Hal tersebut dibahas bersama oleh Prof. Emil Salim selaku anggota Dewan pengarah BRIN dengan Plt. Kepala ORTN beserta jajarannya pada pembahasan perencanaan program ORTN secara daring, Senin (24/01). Menurut Emil Salim ada beberapa faktor yang harus diperhatikan dalam pengembangan teknologi energi nuklir di Indonesia, antara lain faktor biaya, waktu, skill atau kemampuan SDM serta faktor budaya dan keselamatan, demikian informasi yang disarikan dari Humas BRIN.
“Kita ini negara berkembang, dalam kondisi ekonomi yang terpukul oleh COVID, sehingga biaya atau finansial negara terbatas, baik untuk inovasi jangka pendek dan jangka panjang. Faktor biaya menjadi penting, bandingkan cost untuk energi nuklir dengan energi yang lain,” ujar Emil.

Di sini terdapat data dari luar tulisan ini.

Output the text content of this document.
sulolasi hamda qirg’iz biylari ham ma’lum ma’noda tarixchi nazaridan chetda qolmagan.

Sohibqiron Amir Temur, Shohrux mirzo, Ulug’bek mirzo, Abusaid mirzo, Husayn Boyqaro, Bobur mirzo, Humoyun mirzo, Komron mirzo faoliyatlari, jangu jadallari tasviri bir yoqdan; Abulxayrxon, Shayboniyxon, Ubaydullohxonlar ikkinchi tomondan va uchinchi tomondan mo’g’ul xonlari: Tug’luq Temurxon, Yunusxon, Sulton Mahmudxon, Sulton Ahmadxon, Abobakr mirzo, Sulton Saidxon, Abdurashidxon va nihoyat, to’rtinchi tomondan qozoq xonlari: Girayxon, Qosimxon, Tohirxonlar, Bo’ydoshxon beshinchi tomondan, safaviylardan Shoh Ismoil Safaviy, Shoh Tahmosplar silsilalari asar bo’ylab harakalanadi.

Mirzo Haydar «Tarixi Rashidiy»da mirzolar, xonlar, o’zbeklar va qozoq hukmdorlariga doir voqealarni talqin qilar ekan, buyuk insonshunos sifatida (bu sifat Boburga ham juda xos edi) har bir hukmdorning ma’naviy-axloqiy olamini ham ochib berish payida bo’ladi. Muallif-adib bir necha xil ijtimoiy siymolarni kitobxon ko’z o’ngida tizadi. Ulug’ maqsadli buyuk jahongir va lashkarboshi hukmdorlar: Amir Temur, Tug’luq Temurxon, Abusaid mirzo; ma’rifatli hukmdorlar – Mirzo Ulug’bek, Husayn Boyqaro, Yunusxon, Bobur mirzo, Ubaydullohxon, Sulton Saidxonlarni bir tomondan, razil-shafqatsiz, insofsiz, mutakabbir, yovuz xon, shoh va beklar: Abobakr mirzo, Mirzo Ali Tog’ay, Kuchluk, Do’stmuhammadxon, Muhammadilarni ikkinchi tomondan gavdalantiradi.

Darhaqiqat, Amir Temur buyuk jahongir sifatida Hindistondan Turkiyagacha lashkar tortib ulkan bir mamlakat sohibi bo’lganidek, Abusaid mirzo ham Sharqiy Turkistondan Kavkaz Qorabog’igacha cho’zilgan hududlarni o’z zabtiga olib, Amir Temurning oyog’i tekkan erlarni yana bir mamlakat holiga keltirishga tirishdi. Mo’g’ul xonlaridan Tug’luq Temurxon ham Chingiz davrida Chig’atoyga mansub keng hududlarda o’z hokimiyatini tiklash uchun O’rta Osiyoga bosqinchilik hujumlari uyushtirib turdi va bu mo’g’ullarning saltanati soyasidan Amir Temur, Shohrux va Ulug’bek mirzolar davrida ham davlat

“Selanjutnya, teknologi nuklir ini memerlukan skill, keahlian, keterampilan. Apakah keterampilan di dalam teknologi nuklir berkembang di 2024 dan 2026, apakah skill Indonesia ini masih up to standard, sehingga kita tidak ketinggalan di dalam skill. Pengetahuan teknologi nuklir harus terus mengikuti perkembangan teknologi saat ini.”

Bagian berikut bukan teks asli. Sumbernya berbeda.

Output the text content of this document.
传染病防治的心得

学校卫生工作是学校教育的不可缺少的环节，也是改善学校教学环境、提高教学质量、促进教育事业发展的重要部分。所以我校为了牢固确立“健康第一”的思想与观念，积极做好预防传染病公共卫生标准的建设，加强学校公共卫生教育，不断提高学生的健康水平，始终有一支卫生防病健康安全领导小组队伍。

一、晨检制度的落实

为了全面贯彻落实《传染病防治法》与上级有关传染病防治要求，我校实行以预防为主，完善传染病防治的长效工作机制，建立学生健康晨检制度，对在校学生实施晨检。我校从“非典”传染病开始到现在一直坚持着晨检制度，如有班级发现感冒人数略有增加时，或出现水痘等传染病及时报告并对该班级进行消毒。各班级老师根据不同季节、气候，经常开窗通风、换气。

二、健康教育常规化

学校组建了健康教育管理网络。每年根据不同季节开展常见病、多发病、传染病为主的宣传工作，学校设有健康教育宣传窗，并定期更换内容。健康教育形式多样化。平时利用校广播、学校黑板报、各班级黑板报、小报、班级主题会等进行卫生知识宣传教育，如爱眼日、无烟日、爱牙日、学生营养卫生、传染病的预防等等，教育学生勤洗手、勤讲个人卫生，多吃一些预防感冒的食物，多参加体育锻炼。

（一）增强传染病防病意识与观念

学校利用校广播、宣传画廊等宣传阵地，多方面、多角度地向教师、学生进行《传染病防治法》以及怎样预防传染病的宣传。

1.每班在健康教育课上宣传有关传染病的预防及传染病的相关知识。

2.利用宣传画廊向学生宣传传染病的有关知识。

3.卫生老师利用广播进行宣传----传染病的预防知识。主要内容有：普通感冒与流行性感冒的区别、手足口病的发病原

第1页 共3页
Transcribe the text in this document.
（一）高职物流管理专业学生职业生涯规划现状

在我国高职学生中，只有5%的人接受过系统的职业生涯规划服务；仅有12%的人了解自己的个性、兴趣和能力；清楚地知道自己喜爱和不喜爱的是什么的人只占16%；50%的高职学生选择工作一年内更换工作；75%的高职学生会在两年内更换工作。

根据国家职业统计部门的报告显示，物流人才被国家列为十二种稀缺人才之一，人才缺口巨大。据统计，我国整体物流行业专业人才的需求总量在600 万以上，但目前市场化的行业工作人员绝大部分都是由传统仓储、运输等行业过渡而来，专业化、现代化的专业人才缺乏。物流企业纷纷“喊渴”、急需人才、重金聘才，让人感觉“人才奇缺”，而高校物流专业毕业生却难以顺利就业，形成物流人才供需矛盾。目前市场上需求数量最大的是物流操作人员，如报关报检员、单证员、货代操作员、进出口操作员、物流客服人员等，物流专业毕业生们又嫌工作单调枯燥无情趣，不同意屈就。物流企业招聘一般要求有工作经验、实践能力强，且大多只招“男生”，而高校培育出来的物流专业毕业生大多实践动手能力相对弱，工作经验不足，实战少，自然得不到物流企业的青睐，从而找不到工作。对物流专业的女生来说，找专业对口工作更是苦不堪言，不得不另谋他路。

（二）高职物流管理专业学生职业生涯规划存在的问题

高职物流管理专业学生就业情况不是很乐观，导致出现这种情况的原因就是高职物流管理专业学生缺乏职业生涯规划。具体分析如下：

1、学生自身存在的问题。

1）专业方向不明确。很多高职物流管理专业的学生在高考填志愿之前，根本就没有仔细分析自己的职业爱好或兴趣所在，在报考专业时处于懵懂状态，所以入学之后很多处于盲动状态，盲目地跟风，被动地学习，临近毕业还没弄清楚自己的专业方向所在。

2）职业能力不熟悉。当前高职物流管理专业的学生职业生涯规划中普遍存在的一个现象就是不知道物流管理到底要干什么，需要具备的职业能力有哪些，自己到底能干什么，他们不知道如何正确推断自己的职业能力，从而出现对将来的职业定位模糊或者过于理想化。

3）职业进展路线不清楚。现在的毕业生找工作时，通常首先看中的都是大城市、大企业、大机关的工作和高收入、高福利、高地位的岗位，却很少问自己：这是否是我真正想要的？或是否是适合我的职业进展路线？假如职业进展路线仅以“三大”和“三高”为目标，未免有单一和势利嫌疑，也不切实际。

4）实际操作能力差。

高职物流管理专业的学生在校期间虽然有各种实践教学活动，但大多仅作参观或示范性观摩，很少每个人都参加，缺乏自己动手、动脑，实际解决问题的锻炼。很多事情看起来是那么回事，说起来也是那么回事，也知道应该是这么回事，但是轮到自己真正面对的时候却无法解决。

Selain itu, menurut Emil faktor budaya dan keselamatan termasuk limbah dari penggunaan nuklir juga harus menjadi perhatian dalam pengembangan energi nuklir ke depan. “Berkaitan dengan skill ada faktor budaya, dan di dalam faktor budaya ada faktor keselamatan. Teknologi nuklir bukan hal yang simpel, dia mengandung risiko, maka penanganannya perlu skill yang canggih karena ada persoalan keselamatan,” tegas Emil.

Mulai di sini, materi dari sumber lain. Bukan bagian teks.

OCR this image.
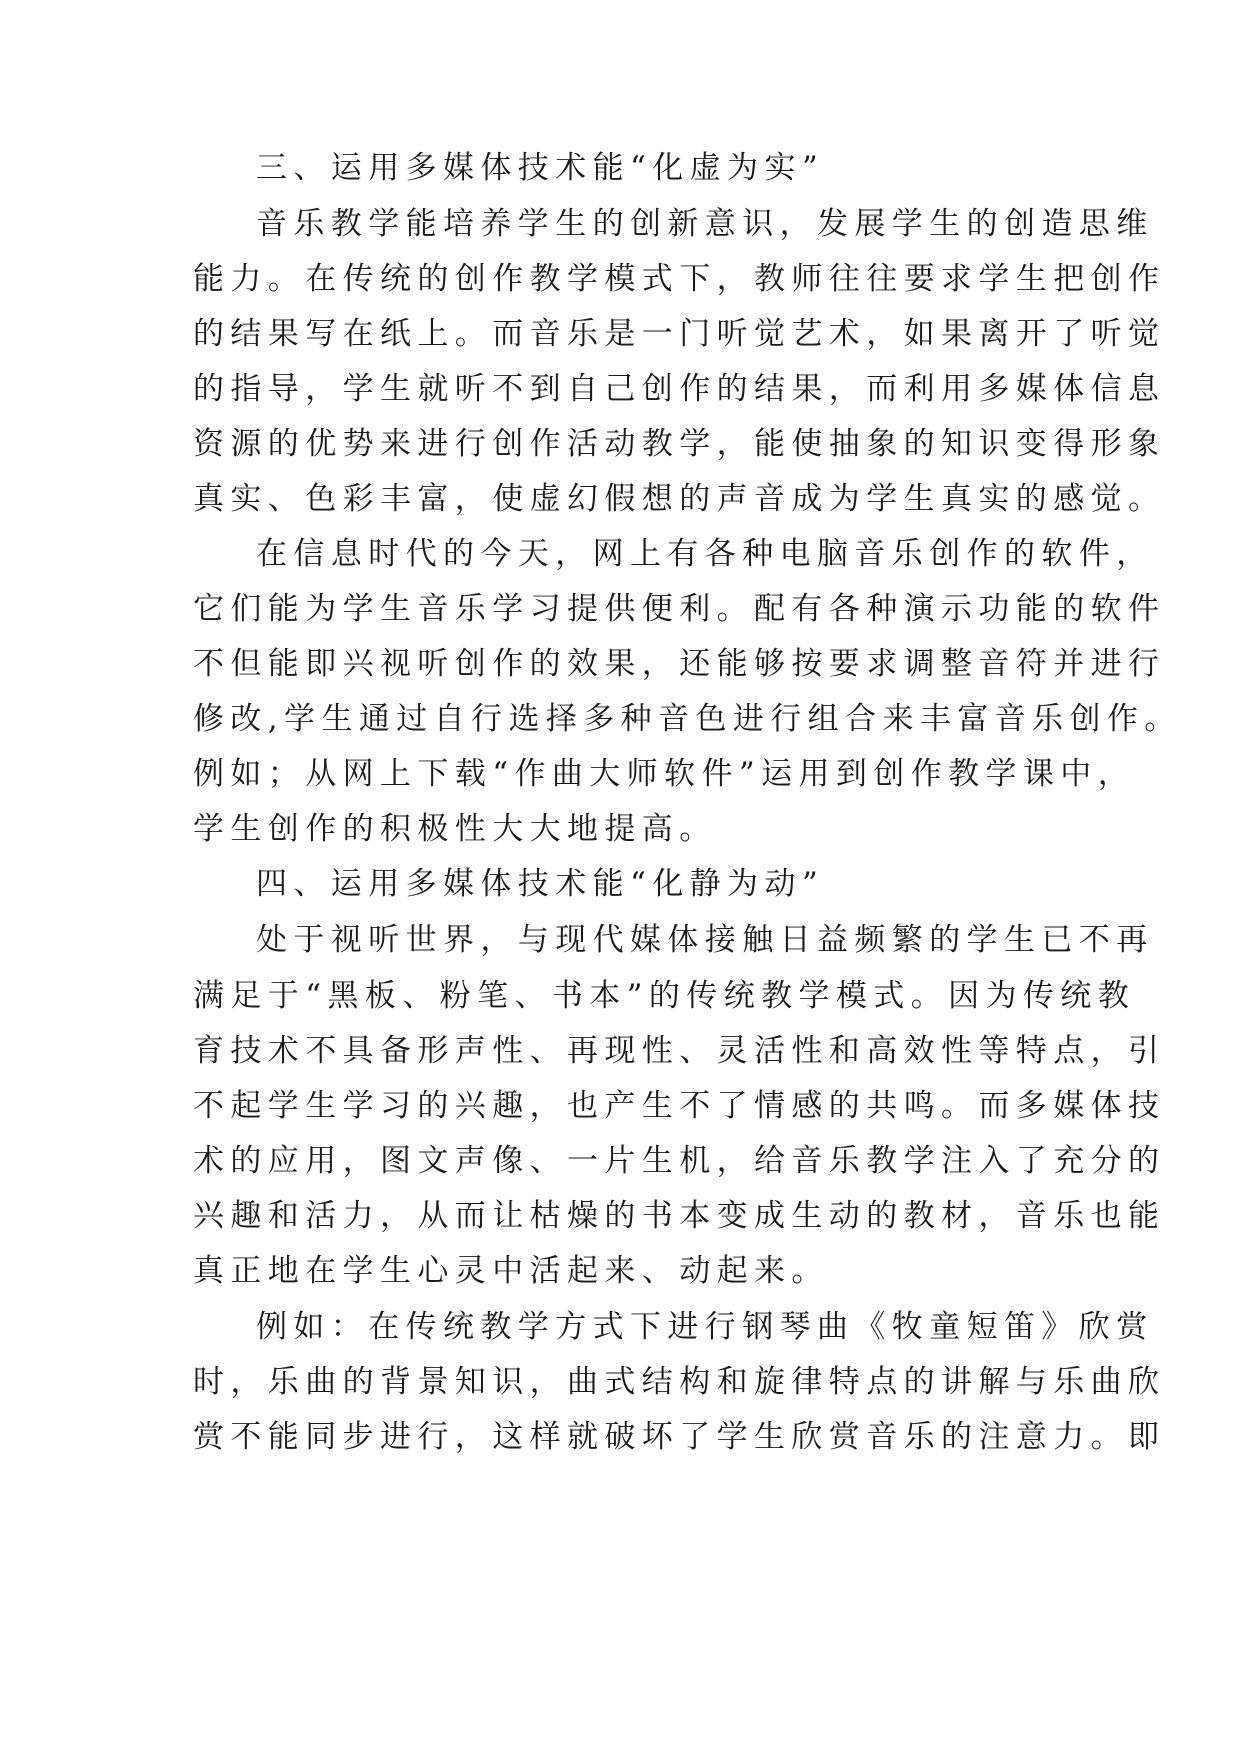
三、运用多媒体技术能“化虚为实”
音乐教学能培养学生的创新意识，发展学生的创造思维
能力。在传统的创作教学模式下，教师往往要求学生把创作
的结果写在纸上。而音乐是一门听觉艺术，如果离开了听觉
的指导，学生就听不到自己创作的结果，而利用多媒体信息
资源的优势来进行创作活动教学，能使抽象的知识变得形象
真实、色彩丰富，使虚幻假想的声音成为学生真实的感觉。
在信息时代的今天，网上有各种电脑音乐创作的软件，
它们能为学生音乐学习提供便利。配有各种演示功能的软件
不但能即兴视听创作的效果，还能够按要求调整音符并进行
修改,学生通过自行选择多种音色进行组合来丰富音乐创作。
例如；从网上下载“作曲大师软件”运用到创作教学课中，
学生创作的积极性大大地提高。
四、运用多媒体技术能“化静为动”
处于视听世界，与现代媒体接触日益频繁的学生已不再
满足于“黑板、粉笔、书本”的传统教学模式。因为传统教
育技术不具备形声性、再现性、灵活性和高效性等特点，引
不起学生学习的兴趣，也产生不了情感的共鸣。而多媒体技
术的应用，图文声像、一片生机，给音乐教学注入了充分的
兴趣和活力，从而让枯燥的书本变成生动的教材，音乐也能
真正地在学生心灵中活起来、动起来。
例如：在传统教学方式下进行钢琴曲《牧童短笛》欣赏
时，乐曲的背景知识，曲式结构和旋律特点的讲解与乐曲欣
赏不能同步进行，这样就破坏了学生欣赏音乐的注意力。即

Ia menyampaikan bahwa ada 2 timeline di BRIN dalam upaya mengembangkan riset menjadi inovasi. “Ada pandangan jangka pendek untuk tahun 2022 hingga 2024, dan pandangan jangka panjang antara tahun 2022 hingga 2026. Apa yang bisa dicapai di dalam timeline tersebut, riset mana yang bisa berkembang dan menghasilkan inovasi, karena BRIN adalah tempat riset dan inovasi,” ujarnya.
Plt. Kepala ORTN, Agus Sumaryanto mengajak jajarannya untuk menyiapkan summary gagasan dari sisi economic benefit terhadap inovasi teknologi nuklir sebagai bahan pertimbangan bagi Dewan Pengarah. “Saya berharap minggu ini sudah kita siapkan gagasannya dalam bentuk summary dari sisi economic benefitnya,” kata Agus.
Plt. Kepala Pusat Riset dan Teknologi Keselamatan Reaktor Nuklir, Dhandhang Purwadi pada kesempatan yang sama memaparkan salah satu perkembangan teknologi reaktor nuklir yakni Small Modular Reactor & Micro Reactor Sebagai Alternatif Sumber Energi.
Menurut Dhandang Small modular reactor dan micro reactor menjadi pilihan yang paling baik saat ini dalam pemenuhan kebutuhan energi listrik dan juga sebagai salah satu solusi untuk mendukung strategi bebas emisi CO2 tahun 2060. Selain itu, kata Dhandhang teknologi micro reactor bisa berdiri sendiri namun juga bisa terintegrasi dengan fasilitas penghasil energi lain seperti air, angin dan energi matahari.
“Kedua jenis reaktor tersebut komplementer dengan sumber energi terbarukan yang intermitten, sehingga bisa menjadi backup daya, pembangunannya sangat cepat, sekitar tiga tahun bersamaan dengan penyiapan tapak. Karena lebih kecil sehingga biaya kapitalnya lebih rendah dan cocok dengan daerah remote, bahkan kalau yang small modular bisa diimplementasikan di kota-kota besar,” kata Dhandang.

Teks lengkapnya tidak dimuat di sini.